Como lo esperaba, no había nada en la nevera. O mejor dicho, lo que había eran solo restos que olían a los mil demonios. Había una cosa verde que parecía haber sido queso y algunos líquidos que habían mutado de manera horrible. Cerré de golpe la puerta blanco y eché un ojo en cada estante de la enorme cocina. Casi me ahogo con mi propia saliva, que cada vez era más a razón del hambre que tenía, cuando encontré un paquete plástico cerrado de algo que no había visto en mucho tiempo.

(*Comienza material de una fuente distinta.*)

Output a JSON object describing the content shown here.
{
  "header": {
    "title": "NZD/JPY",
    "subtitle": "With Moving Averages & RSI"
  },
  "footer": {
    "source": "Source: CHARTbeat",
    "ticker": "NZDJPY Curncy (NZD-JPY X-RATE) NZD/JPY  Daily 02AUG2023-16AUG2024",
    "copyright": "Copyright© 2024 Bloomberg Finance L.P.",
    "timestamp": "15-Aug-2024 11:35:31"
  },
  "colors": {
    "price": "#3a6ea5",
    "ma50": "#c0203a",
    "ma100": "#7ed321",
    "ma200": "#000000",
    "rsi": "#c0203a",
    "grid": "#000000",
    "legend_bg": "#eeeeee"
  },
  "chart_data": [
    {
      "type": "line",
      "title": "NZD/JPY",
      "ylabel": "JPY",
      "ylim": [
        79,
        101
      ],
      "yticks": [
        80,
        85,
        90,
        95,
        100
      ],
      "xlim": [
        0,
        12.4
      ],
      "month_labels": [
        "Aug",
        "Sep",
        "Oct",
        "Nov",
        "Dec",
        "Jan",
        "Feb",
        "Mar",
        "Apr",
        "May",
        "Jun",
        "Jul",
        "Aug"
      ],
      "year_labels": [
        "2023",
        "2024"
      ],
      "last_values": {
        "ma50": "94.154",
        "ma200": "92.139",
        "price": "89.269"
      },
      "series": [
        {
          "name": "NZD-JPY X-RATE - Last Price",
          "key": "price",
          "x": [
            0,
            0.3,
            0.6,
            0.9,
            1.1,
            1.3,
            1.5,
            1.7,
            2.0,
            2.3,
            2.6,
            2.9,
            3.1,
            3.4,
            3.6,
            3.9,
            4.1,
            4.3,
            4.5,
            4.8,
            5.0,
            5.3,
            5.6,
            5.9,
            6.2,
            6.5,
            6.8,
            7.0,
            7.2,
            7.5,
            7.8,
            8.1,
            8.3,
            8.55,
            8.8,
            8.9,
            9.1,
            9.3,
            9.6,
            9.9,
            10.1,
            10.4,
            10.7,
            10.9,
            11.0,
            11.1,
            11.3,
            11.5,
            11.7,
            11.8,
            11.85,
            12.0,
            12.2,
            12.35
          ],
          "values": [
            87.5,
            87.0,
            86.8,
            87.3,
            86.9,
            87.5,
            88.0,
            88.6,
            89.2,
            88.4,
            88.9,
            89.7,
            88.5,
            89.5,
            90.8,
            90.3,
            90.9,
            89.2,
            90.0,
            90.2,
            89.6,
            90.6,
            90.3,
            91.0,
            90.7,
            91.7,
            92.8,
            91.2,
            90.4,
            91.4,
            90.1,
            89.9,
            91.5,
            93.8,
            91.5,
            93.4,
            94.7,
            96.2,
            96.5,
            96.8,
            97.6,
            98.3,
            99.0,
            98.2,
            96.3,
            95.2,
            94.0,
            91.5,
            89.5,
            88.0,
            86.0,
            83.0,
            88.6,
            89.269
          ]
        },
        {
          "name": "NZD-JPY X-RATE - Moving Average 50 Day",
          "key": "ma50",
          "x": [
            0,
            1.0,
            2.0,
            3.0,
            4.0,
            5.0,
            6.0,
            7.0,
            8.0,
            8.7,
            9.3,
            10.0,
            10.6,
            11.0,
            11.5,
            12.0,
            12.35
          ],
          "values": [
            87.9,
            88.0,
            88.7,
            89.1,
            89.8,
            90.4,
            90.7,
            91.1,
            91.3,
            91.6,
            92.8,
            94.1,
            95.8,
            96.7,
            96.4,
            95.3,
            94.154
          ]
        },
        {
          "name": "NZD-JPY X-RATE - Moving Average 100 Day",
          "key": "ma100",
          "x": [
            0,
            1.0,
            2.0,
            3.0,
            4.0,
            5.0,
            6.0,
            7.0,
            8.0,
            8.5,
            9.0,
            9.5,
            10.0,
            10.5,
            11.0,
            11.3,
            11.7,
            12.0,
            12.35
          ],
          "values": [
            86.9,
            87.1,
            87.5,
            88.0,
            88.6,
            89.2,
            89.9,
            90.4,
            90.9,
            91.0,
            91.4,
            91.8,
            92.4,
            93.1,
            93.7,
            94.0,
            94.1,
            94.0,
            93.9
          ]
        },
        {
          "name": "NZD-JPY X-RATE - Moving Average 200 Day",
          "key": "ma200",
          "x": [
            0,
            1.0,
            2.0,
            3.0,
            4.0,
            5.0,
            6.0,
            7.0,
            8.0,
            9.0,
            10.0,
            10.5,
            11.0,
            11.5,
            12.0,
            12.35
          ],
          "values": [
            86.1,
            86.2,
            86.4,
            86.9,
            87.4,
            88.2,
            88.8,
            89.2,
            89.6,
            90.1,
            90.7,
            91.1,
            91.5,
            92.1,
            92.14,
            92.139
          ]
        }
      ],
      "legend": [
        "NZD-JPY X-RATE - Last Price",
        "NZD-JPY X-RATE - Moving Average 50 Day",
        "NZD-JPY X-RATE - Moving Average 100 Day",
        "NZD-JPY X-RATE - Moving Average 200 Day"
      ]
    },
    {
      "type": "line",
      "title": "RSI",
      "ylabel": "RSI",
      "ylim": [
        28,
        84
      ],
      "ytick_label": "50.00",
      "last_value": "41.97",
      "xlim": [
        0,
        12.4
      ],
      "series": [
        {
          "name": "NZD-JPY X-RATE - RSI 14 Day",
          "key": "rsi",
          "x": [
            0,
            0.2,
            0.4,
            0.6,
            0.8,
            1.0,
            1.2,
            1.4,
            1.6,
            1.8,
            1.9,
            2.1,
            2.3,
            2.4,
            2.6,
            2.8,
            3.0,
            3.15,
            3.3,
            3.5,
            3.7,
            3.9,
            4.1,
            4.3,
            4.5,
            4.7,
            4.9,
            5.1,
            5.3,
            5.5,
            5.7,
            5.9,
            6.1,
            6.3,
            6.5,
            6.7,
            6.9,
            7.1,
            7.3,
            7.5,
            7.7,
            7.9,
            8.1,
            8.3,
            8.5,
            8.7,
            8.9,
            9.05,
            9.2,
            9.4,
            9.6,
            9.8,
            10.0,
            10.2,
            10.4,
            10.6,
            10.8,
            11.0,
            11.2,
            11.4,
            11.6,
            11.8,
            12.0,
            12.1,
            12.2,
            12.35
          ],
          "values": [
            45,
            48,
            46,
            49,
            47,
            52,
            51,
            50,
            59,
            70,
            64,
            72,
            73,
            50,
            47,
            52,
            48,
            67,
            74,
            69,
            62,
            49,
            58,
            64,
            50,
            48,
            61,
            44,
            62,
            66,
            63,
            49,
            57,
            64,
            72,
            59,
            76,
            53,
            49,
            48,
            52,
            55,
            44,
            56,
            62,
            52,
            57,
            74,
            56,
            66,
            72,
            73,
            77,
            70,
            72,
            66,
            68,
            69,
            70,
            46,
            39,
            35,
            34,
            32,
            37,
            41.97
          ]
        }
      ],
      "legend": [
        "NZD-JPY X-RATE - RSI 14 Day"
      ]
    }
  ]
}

 Eran pastelitos, de esos que vienen de a uno por paquete y están rellenos de vainilla o chocolate. La bolsa en la que venían estaba muy bien cerrada y cada uno parecía haber soportado el paso del tiempo sin contratiempos. Hambriento, tomé uno, lo abrí y me comí la mitad de una tarascada.


 De nuevo, me sentí un niño pequeño robando los caramelos y pasteles dulces a mi madre, cuando no se daba cuenta. No nos era permitido, era algo prohibido comer dulce antes de la cena. Y sin embargo allí estaba yo, un hombre adulto desnudo, llenándose la boca de pastelitos de crema.